Correlation Between Century Wind and Southeast Cement
Can any of the company-specific risk be diversified away by investing in both Century Wind and Southeast Cement at the same time? Although using a correlation coefficient on its own may not help to predict future stock returns, this module helps to understand the diversifiable risk of combining Century Wind and Southeast Cement into the same portfolio, which is an essential part of the fundamental portfolio management process.
By analyzing existing cross correlation between Century Wind Power and Southeast Cement Co, you can compare the effects of market volatilities on Century Wind and Southeast Cement and check how they will diversify away market risk if combined in the same portfolio for a given time horizon. You can also utilize pair trading strategies of matching a long position in Century Wind with a short position of Southeast Cement. Check out your portfolio center. Please also check ongoing floating volatility patterns of Century Wind and Southeast Cement.
Diversification Opportunities for Century Wind and Southeast Cement
0.63 | Correlation Coefficient |
Poor diversification
The 3 months correlation between Century and Southeast is 0.63. Overlapping area represents the amount of risk that can be diversified away by holding Century Wind Power and Southeast Cement Co in the same portfolio, assuming nothing else is changed. The correlation between historical prices or returns on Southeast Cement and Century Wind is a relative statistical measure of the degree to which these equity instruments tend to move together. The correlation coefficient measures the extent to which returns on Century Wind Power are associated (or correlated) with Southeast Cement. Values of the correlation coefficient range from -1 to +1, where. The correlation of zero (0) is possible when the price movement of Southeast Cement has no effect on the direction of Century Wind i.e., Century Wind and Southeast Cement go up and down completely randomly.
Pair Corralation between Century Wind and Southeast Cement
Assuming the 90 days trading horizon Century Wind Power is expected to under-perform the Southeast Cement. But the stock apears to be less risky and, when comparing its historical volatility, Century Wind Power is 1.16 times less risky than Southeast Cement. The stock trades about -0.2 of its potential returns per unit of risk. The Southeast Cement Co is currently generating about -0.07 of returns per unit of risk over similar time horizon. If you would invest 2,205 in Southeast Cement Co on September 28, 2024 and sell it today you would lose (115.00) from holding Southeast Cement Co or give up 5.22% of portfolio value over 90 days.

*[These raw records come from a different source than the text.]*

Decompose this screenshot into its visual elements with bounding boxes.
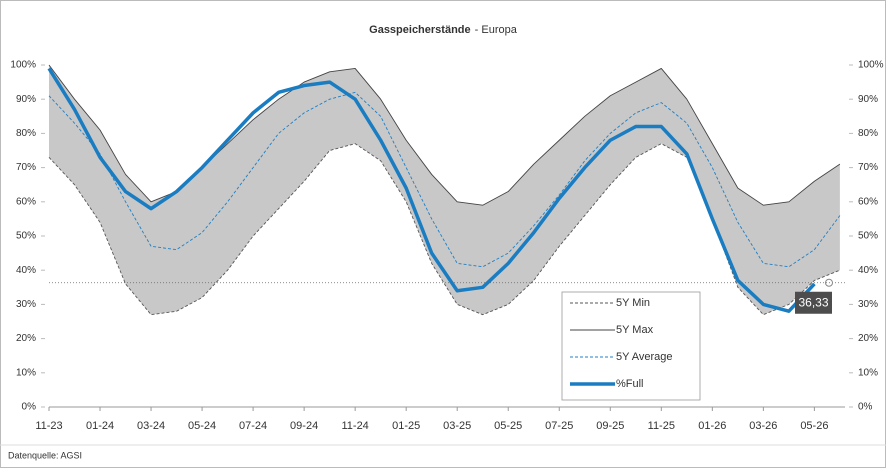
y-tick-label: 70% — [16, 162, 36, 173]
series-line — [48, 91, 841, 268]
x-tick-label: 11-24 — [341, 420, 368, 432]
y2-tick-label: 60% — [858, 196, 878, 207]
y2-tick-label: 80% — [858, 128, 878, 139]
x-tick-label: 01-26 — [698, 420, 726, 432]
annotation-dot — [825, 278, 833, 287]
title-main: Gasspeicherstände — [369, 24, 471, 36]
legend-label: 5Y Max — [616, 324, 654, 336]
y-tick-label: 80% — [16, 128, 36, 139]
y-tick-label: 30% — [16, 299, 36, 310]
x-tick-label: 11-23 — [35, 420, 62, 432]
legend-label: 5Y Average — [616, 351, 672, 363]
legend-box — [561, 291, 701, 401]
y2-tick-label: 20% — [858, 333, 878, 344]
y2-tick-label: 50% — [858, 231, 878, 242]
y-tick-label: 10% — [16, 367, 36, 378]
y2-tick-label: 70% — [858, 162, 878, 173]
x-tick-label: 03-24 — [137, 420, 165, 432]
x-tick-label: 05-25 — [494, 420, 522, 432]
x-tick-label: 03-25 — [443, 420, 471, 432]
y2-tick-label: 90% — [858, 94, 878, 105]
x-tick-label: 07-25 — [545, 420, 573, 432]
source: Datenquelle: AGSI — [8, 450, 82, 460]
x-tick-label: 09-25 — [596, 420, 624, 432]
y2-tick-label: 40% — [858, 265, 878, 276]
chart-title: Gasspeicherstände - Europa — [369, 24, 518, 36]
y-tick-label: 60% — [16, 196, 36, 207]
y-tick-label: 50% — [16, 231, 36, 242]
y2-tick-label: 30% — [858, 299, 878, 310]
annotation-box — [795, 291, 832, 314]
legend-label: %Full — [616, 378, 644, 390]
x-tick-label: 05-26 — [800, 420, 828, 432]
x-tick-label: 05-24 — [188, 420, 216, 432]
y2-tick-label: 10% — [858, 367, 878, 378]
y-tick-label: 40% — [16, 265, 36, 276]
y2-tick-label: 100% — [858, 60, 884, 71]
x-tick-label: 01-24 — [86, 420, 114, 432]
x-tick-label: 03-26 — [749, 420, 777, 432]
x-tick-label: 09-24 — [290, 420, 318, 432]
y-tick-label: 100% — [10, 60, 36, 71]
x-tick-label: 07-24 — [239, 420, 267, 432]
y-tick-label: 90% — [16, 94, 36, 105]
y-tick-label: 0% — [22, 402, 37, 413]
y2-tick-label: 0% — [858, 402, 873, 413]
series-line — [47, 67, 816, 313]
x-tick-label: 01-25 — [392, 420, 420, 432]
annotation-label: 36,33 — [798, 295, 828, 309]
y-tick-label: 20% — [16, 333, 36, 344]
x-tick-label: 11-25 — [648, 420, 675, 432]
legend-label: 5Y Min — [616, 297, 650, 309]
title-sub: - Europa — [475, 24, 518, 36]
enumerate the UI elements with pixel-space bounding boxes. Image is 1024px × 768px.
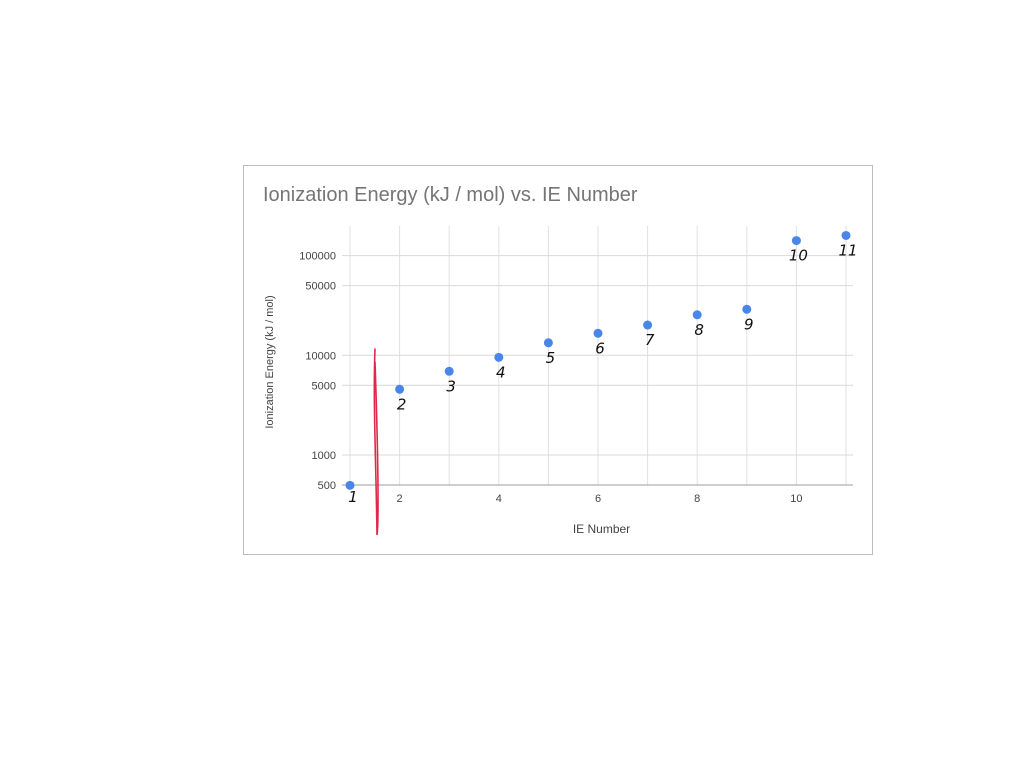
handwritten-label: 1 — [348, 488, 358, 506]
x-axis-label: IE Number — [573, 522, 630, 536]
y-tick-label: 5000 — [312, 380, 336, 392]
data-point — [494, 352, 504, 362]
y-tick-label: 100000 — [299, 251, 336, 263]
y-tick-label: 50000 — [305, 281, 336, 293]
y-axis-label: Ionization Energy (kJ / mol) — [264, 295, 276, 428]
handwritten-divider-line — [373, 348, 379, 536]
data-point — [643, 320, 653, 330]
handwritten-label: 4 — [496, 363, 506, 381]
data-point — [543, 338, 553, 348]
x-tick-label: 6 — [595, 493, 601, 505]
data-point — [593, 328, 603, 338]
handwritten-label: 8 — [694, 321, 704, 339]
x-tick-label: 8 — [694, 493, 700, 505]
data-point — [742, 304, 752, 314]
handwritten-label: 9 — [744, 315, 754, 333]
data-point — [345, 480, 355, 490]
x-tick-label: 2 — [397, 493, 403, 505]
x-tick-label: 10 — [790, 493, 802, 505]
data-point — [692, 310, 702, 320]
data-point — [444, 366, 454, 376]
handwritten-label: 7 — [645, 331, 655, 349]
y-tick-label: 500 — [318, 480, 336, 492]
handwritten-label: 2 — [397, 395, 407, 413]
handwritten-label: 3 — [446, 377, 456, 395]
handwritten-label: 6 — [595, 339, 605, 357]
data-point — [791, 236, 801, 246]
y-tick-label: 10000 — [305, 350, 336, 362]
chart-frame — [243, 165, 873, 555]
x-tick-label: 4 — [496, 493, 502, 505]
chart-title: Ionization Energy (kJ / mol) vs. IE Numb… — [263, 184, 638, 206]
y-tick-label: 1000 — [312, 450, 336, 462]
handwritten-label: 5 — [546, 349, 556, 367]
handwritten-label: 10 — [789, 247, 808, 265]
data-point — [841, 230, 851, 240]
handwritten-label: 11 — [838, 241, 857, 259]
data-point — [395, 384, 405, 394]
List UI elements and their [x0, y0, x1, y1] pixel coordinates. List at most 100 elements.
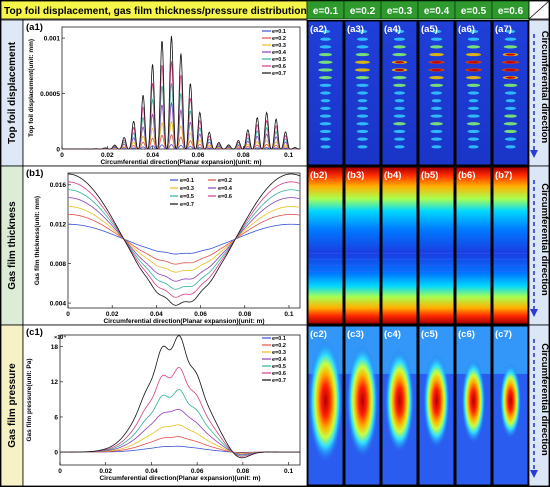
row-1: Gas film thickness Circumferential direct…: [0, 165, 550, 326]
e-label: e=0.4: [424, 6, 450, 17]
image-panel-label: (a6): [458, 24, 475, 35]
contour-band: [505, 29, 516, 34]
chart-2: 0 0.02 0.04 0.06 0.08 0.1 0 6 12 18 ×10⁴ Circumfere…: [26, 327, 301, 482]
image-panel-label: (a5): [421, 24, 438, 35]
legend-entry: e=0.4: [272, 50, 287, 56]
plot-area-frame: [61, 26, 301, 150]
contour-band: [320, 137, 331, 141]
x-tick-label: 0.02: [99, 468, 112, 475]
contour-image: (b6): [455, 166, 492, 325]
contour-core: [468, 68, 479, 72]
contour-band: [357, 106, 368, 110]
contour-band: [356, 45, 369, 49]
panel-label: (b1): [26, 168, 43, 179]
x-tick-label: 0: [66, 311, 70, 318]
contour-band: [505, 99, 516, 103]
contour-image: (c3): [344, 325, 381, 486]
y-tick-label: 18: [51, 344, 59, 351]
side-label: Gas film pressure: [7, 363, 18, 448]
contour-band: [394, 137, 405, 141]
contour-band: [466, 83, 481, 87]
legend-entry: e=0.6: [272, 64, 286, 70]
contour-core: [431, 68, 442, 72]
legend-entry: e=0.2: [272, 36, 286, 42]
image-panel-label: (b6): [458, 170, 475, 181]
contour-band: [430, 137, 443, 141]
contour-core: [468, 61, 479, 64]
x-tick-label: 0.06: [192, 152, 205, 159]
legend: e=0.1e=0.2e=0.3e=0.4e=0.5e=0.6e=0.7: [262, 336, 287, 384]
contour-image: (c6): [455, 325, 492, 486]
pressure-blob: [346, 344, 379, 458]
contour-image: (a4): [381, 20, 418, 166]
contour-band: [467, 114, 480, 118]
contour-core: [394, 61, 405, 64]
contour-image: (c7): [492, 325, 529, 486]
contour-band: [357, 137, 368, 141]
pressure-blob: [461, 358, 486, 444]
legend-entry: e=0.2: [218, 178, 232, 184]
contour-band: [466, 122, 481, 126]
contour-band: [394, 99, 405, 103]
y-tick-label: 0.012: [50, 222, 67, 229]
y-tick-label: 0.016: [50, 182, 67, 189]
y-axis-label: Gas film thickness(unit: mm): [34, 196, 41, 285]
e-label: e=0.5: [461, 6, 487, 17]
legend-entry: e=0.4: [218, 186, 233, 192]
pressure-blob: [308, 339, 343, 462]
legend-entry: e=0.3: [272, 350, 286, 356]
contour-core: [394, 68, 405, 72]
contour-image: (a7): [492, 20, 529, 166]
x-tick-label: 0.04: [150, 311, 163, 318]
contour-band: [318, 52, 333, 57]
series-line: [60, 335, 300, 459]
y-axis-label: Top foil displacement(unit: mm): [28, 39, 35, 137]
series-line: [68, 197, 301, 282]
header-title: Top foil displacement, gas film thicknes…: [4, 6, 307, 17]
contour-image: (b5): [418, 166, 455, 325]
panel-label: (c1): [26, 327, 43, 338]
contour-band: [356, 129, 369, 134]
chart-1: 0 0.02 0.04 0.06 0.08 0.1 0.004 0.008 0.012 0.016…: [26, 168, 301, 325]
contour-band: [430, 91, 443, 95]
series-line: [62, 35, 301, 150]
plot-area-frame: [59, 334, 301, 466]
legend-entry: e=0.5: [180, 194, 194, 200]
image-panel-label: (b2): [310, 170, 327, 181]
x-tick-label: 0.06: [191, 468, 204, 475]
panel-label: (a1): [26, 22, 43, 33]
legend: e=0.1e=0.2e=0.3e=0.4e=0.5e=0.6e=0.7: [262, 29, 287, 77]
image-panel-label: (b7): [495, 170, 512, 181]
contour-band: [468, 99, 479, 103]
contour-band: [319, 83, 332, 87]
image-panel-label: (b5): [421, 170, 438, 181]
x-tick-label: 0.02: [106, 311, 119, 318]
legend-entry: e=0.5: [272, 364, 286, 370]
contour-band: [355, 76, 370, 80]
contour-image: (a2): [307, 20, 344, 166]
contour-band: [430, 129, 443, 134]
image-panel-label: (c4): [384, 329, 401, 340]
contour-band: [504, 137, 517, 141]
image-panel-label: (c3): [347, 329, 364, 340]
contour-band: [356, 83, 369, 87]
y-tick-label: 12: [51, 379, 59, 386]
contour-band: [394, 145, 405, 149]
contour-band: [429, 76, 444, 80]
contour-background: [493, 167, 528, 324]
contour-background: [456, 167, 491, 324]
image-panel-label: (c7): [495, 329, 512, 340]
contour-band: [357, 145, 368, 149]
contour-band: [467, 91, 480, 95]
header-row: Top foil displacement, gas film thicknes…: [0, 0, 550, 20]
series-line: [67, 181, 301, 298]
chart-cell: [22, 324, 308, 487]
side-label: Gas film thickness: [7, 201, 18, 290]
contour-band: [393, 37, 406, 41]
x-tick-label: 0.08: [238, 311, 251, 318]
contour-band: [320, 99, 331, 103]
contour-band: [392, 52, 407, 57]
contour-band: [504, 114, 517, 118]
x-tick-label: 0.06: [194, 311, 207, 318]
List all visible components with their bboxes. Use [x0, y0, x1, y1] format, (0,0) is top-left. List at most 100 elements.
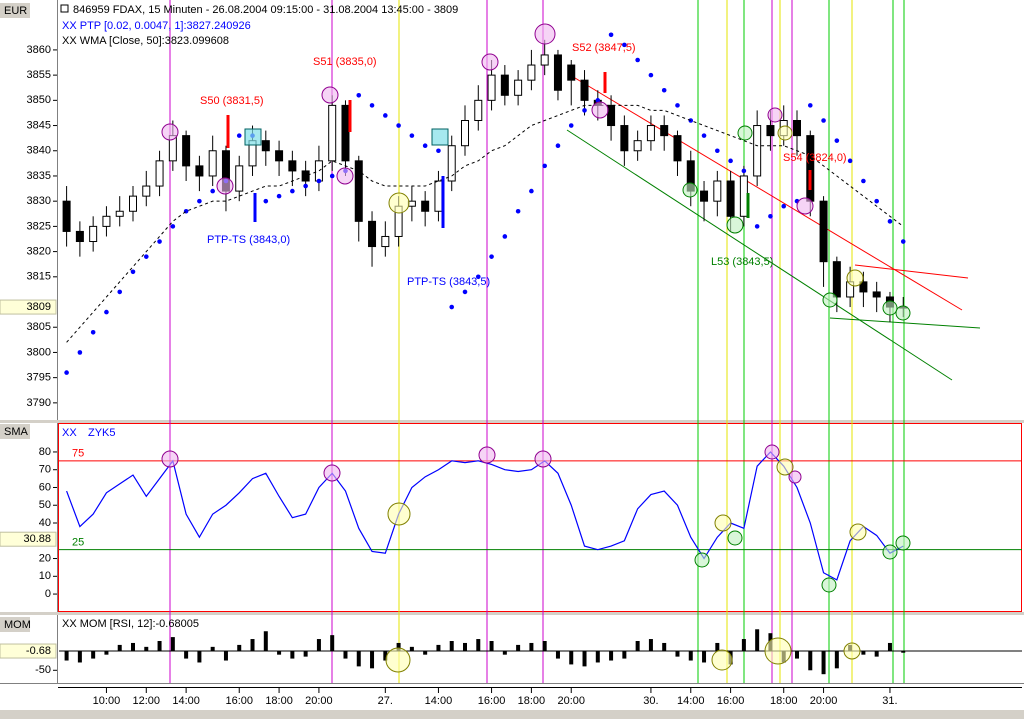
- y-tick-label: 3820: [27, 246, 51, 258]
- momentum-bar: [64, 650, 69, 661]
- sar-dot: [409, 133, 415, 138]
- sar-dot: [622, 42, 627, 48]
- sar-dot: [768, 214, 773, 219]
- momentum-bar: [874, 650, 879, 657]
- momentum-bar: [316, 639, 321, 651]
- momentum-bar: [436, 644, 441, 651]
- x-tick-label: 14:00: [172, 695, 200, 707]
- candle-body: [806, 135, 815, 202]
- momentum-bar: [662, 642, 667, 651]
- momentum-bar: [277, 650, 282, 655]
- momentum-bar: [901, 650, 906, 653]
- candle-body: [739, 175, 748, 217]
- x-tick-label: 20:00: [810, 695, 838, 707]
- momentum-bar: [542, 641, 547, 651]
- momentum-bar: [210, 646, 215, 651]
- momentum-bar: [715, 642, 720, 651]
- momentum-bar: [808, 650, 813, 671]
- label-box: [0, 3, 30, 18]
- last-value-box: [0, 299, 57, 315]
- candle-body: [819, 200, 828, 263]
- sar-dot: [741, 168, 747, 174]
- sar-dot: [462, 289, 468, 295]
- scrollbar[interactable]: [0, 710, 1024, 719]
- x-tick-label: 20:00: [305, 695, 333, 707]
- trend-line: [566, 129, 953, 381]
- y-tick-label: 3840: [27, 145, 51, 157]
- momentum-bar: [197, 650, 202, 663]
- sar-dot: [64, 370, 69, 375]
- signal-circle: [694, 552, 710, 568]
- sar-dot: [303, 183, 308, 189]
- x-tick-label: 16:00: [478, 695, 506, 707]
- candle-body: [129, 195, 137, 212]
- signal-circle: [849, 523, 867, 541]
- sar-dot: [104, 309, 109, 315]
- momentum-bar: [555, 650, 560, 659]
- green-circles: [682, 125, 911, 593]
- momentum-bar: [516, 644, 521, 651]
- sar-dot: [77, 350, 83, 355]
- y-tick-label: 3790: [27, 397, 51, 409]
- signal-circle: [385, 647, 411, 673]
- candle-body: [261, 140, 270, 152]
- sar-dot: [542, 163, 547, 169]
- legend-entry: XX WMA [Close, 50]:3823.099608: [62, 35, 229, 47]
- momentum-bar: [223, 650, 228, 661]
- sar-dot: [143, 254, 149, 259]
- momentum-bar: [489, 641, 494, 651]
- signal-circle: [895, 535, 911, 551]
- candle-body: [89, 225, 98, 243]
- y-tick-label: 40: [39, 517, 51, 529]
- candle-body: [673, 135, 682, 162]
- candle-body: [115, 210, 124, 217]
- trend-line: [569, 74, 963, 311]
- momentum-bar: [861, 650, 866, 655]
- signal-circle: [216, 177, 234, 195]
- momentum-bar: [263, 631, 268, 651]
- momentum-bar: [383, 650, 388, 661]
- signal-box: [431, 128, 449, 146]
- sar-dot: [449, 304, 455, 310]
- sar-dot: [754, 224, 760, 229]
- signal-circle: [388, 192, 410, 214]
- legend-entry: XX PTP [0.02, 0.0047, 1]:3827.240926: [62, 20, 251, 32]
- momentum-bar: [476, 639, 481, 651]
- sar-dot: [529, 188, 534, 194]
- y-tick-label: -50: [35, 664, 51, 676]
- y-tick-label: 3850: [27, 94, 51, 106]
- sar-dot: [502, 234, 508, 239]
- momentum-bar: [755, 629, 760, 651]
- momentum-bar: [170, 637, 175, 651]
- signal-circle: [323, 464, 341, 482]
- signal-circle: [776, 458, 794, 476]
- momentum-bar: [648, 639, 653, 651]
- panel-separator: [0, 420, 1024, 423]
- signal-circle: [843, 642, 861, 660]
- candle-body: [142, 185, 151, 197]
- panel-subtitle: ZYK5: [88, 427, 116, 439]
- momentum-bar: [502, 650, 507, 655]
- candle-body: [567, 64, 576, 81]
- window-icon[interactable]: [60, 4, 69, 13]
- sar-dot: [688, 118, 694, 123]
- y-tick-label: 60: [39, 481, 51, 493]
- candle-body: [155, 160, 164, 187]
- signal-circle: [534, 450, 552, 468]
- y-tick-label: 3845: [27, 119, 51, 131]
- candle-body: [275, 150, 284, 162]
- momentum-bar: [569, 650, 574, 665]
- signal-circle: [821, 577, 837, 593]
- candle-body: [859, 281, 868, 293]
- sar-dot: [900, 239, 906, 244]
- candle-body: [75, 230, 84, 243]
- signal-circle: [764, 637, 792, 665]
- candle-body: [235, 165, 244, 192]
- sar-dot: [807, 103, 813, 108]
- trend-line: [829, 317, 981, 329]
- sar-dot: [701, 133, 707, 138]
- signal-circle: [714, 514, 732, 532]
- x-tick-label: 18:00: [770, 695, 798, 707]
- candle-body: [447, 145, 456, 182]
- x-tick-label: 27.: [378, 695, 393, 707]
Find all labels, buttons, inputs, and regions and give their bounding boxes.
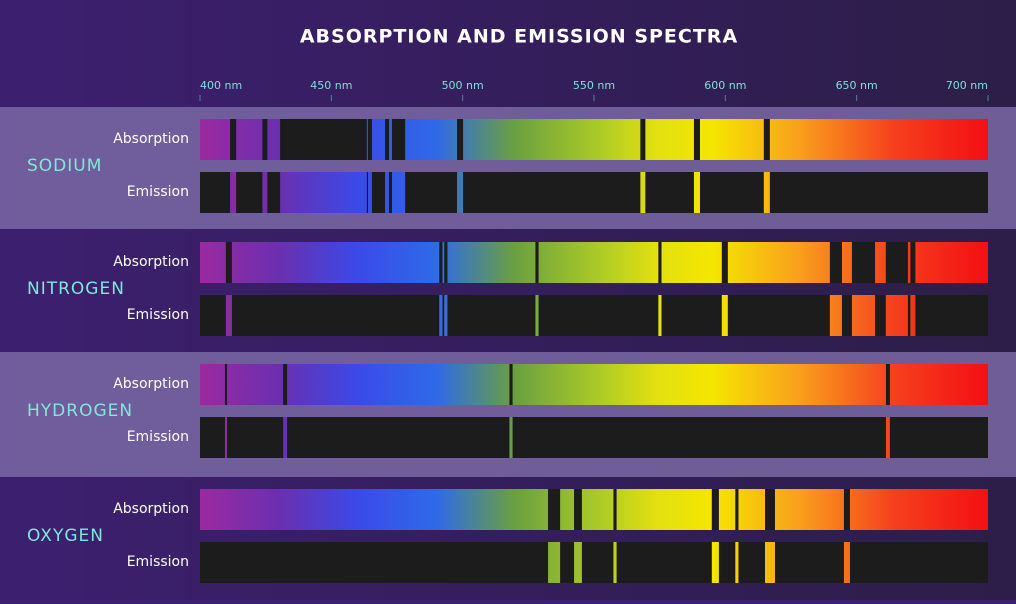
- emission-line: [613, 542, 617, 583]
- emission-line: [280, 172, 367, 213]
- emission-line: [224, 417, 228, 458]
- emission-line: [763, 172, 770, 213]
- tick-label: 700 nm: [946, 79, 988, 92]
- absorption-line: [640, 119, 646, 160]
- absorption-line: [509, 364, 513, 405]
- emission-line: [721, 295, 728, 336]
- absorption-line: [885, 364, 890, 405]
- absorption-line: [224, 364, 228, 405]
- emission-background: [200, 417, 988, 458]
- absorption-line: [262, 119, 268, 160]
- absorption-line: [457, 119, 464, 160]
- absorption-line: [444, 242, 448, 283]
- row-label: Absorption: [113, 501, 189, 517]
- absorption-line: [829, 242, 842, 283]
- tick-label: 650 nm: [836, 79, 878, 92]
- emission-line: [851, 295, 876, 336]
- tick-label: 500 nm: [442, 79, 484, 92]
- emission-line: [885, 417, 890, 458]
- emission-line: [735, 542, 739, 583]
- tick-label: 400 nm: [200, 79, 242, 92]
- emission-line: [693, 172, 700, 213]
- absorption-line: [280, 119, 367, 160]
- absorption-line: [693, 119, 700, 160]
- row-label: Emission: [127, 429, 189, 445]
- emission-line: [509, 417, 513, 458]
- emission-line: [574, 542, 582, 583]
- absorption-line: [535, 242, 539, 283]
- emission-line: [640, 172, 646, 213]
- emission-line: [535, 295, 539, 336]
- absorption-line: [283, 364, 288, 405]
- tick-label: 600 nm: [704, 79, 746, 92]
- title: ABSORPTION AND EMISSION SPECTRA: [300, 26, 738, 48]
- absorption-line: [439, 242, 443, 283]
- absorption-line: [910, 242, 916, 283]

Time Period | 3 Months [change] |
Direction | Moves Together |
Strength | Significant |
Accuracy | 100.0% |
Values | Daily Returns |
Century Wind Power vs. Southeast Cement Co
Performance |
Timeline |
Century Wind Power |
Southeast Cement |
Century Wind and Southeast Cement Volatility Contrast
Predicted Return Density |
Returns |
Pair Trading with Century Wind and Southeast Cement
The main advantage of trading using opposite Century Wind and Southeast Cement positions is that it hedges away some unsystematic risk. Because of two separate transactions, even if Century Wind position performs unexpectedly, Southeast Cement can make up some of the losses. Pair trading also minimizes risk from directional movements in the market. For example, if an entire industry or sector drops because of unexpected headlines, the short position in Southeast Cement will offset losses from the drop in Southeast Cement's long position.Century Wind vs. Ruentex Development Co | Century Wind vs. United Integrated Services | Century Wind vs. CTCI Corp | Century Wind vs. Continental Holdings Corp |
Southeast Cement vs. Formosa Chemicals Fibre | Southeast Cement vs. China Steel Corp | Southeast Cement vs. Formosa Petrochemical Corp | Southeast Cement vs. Cathay Financial Holding |
Check out your portfolio center.Note that this page's information should be used as a complementary analysis to find the right mix of equity instruments to add to your existing portfolios or create a brand new portfolio. You can also try the Commodity Channel module to use Commodity Channel Index to analyze current equity momentum.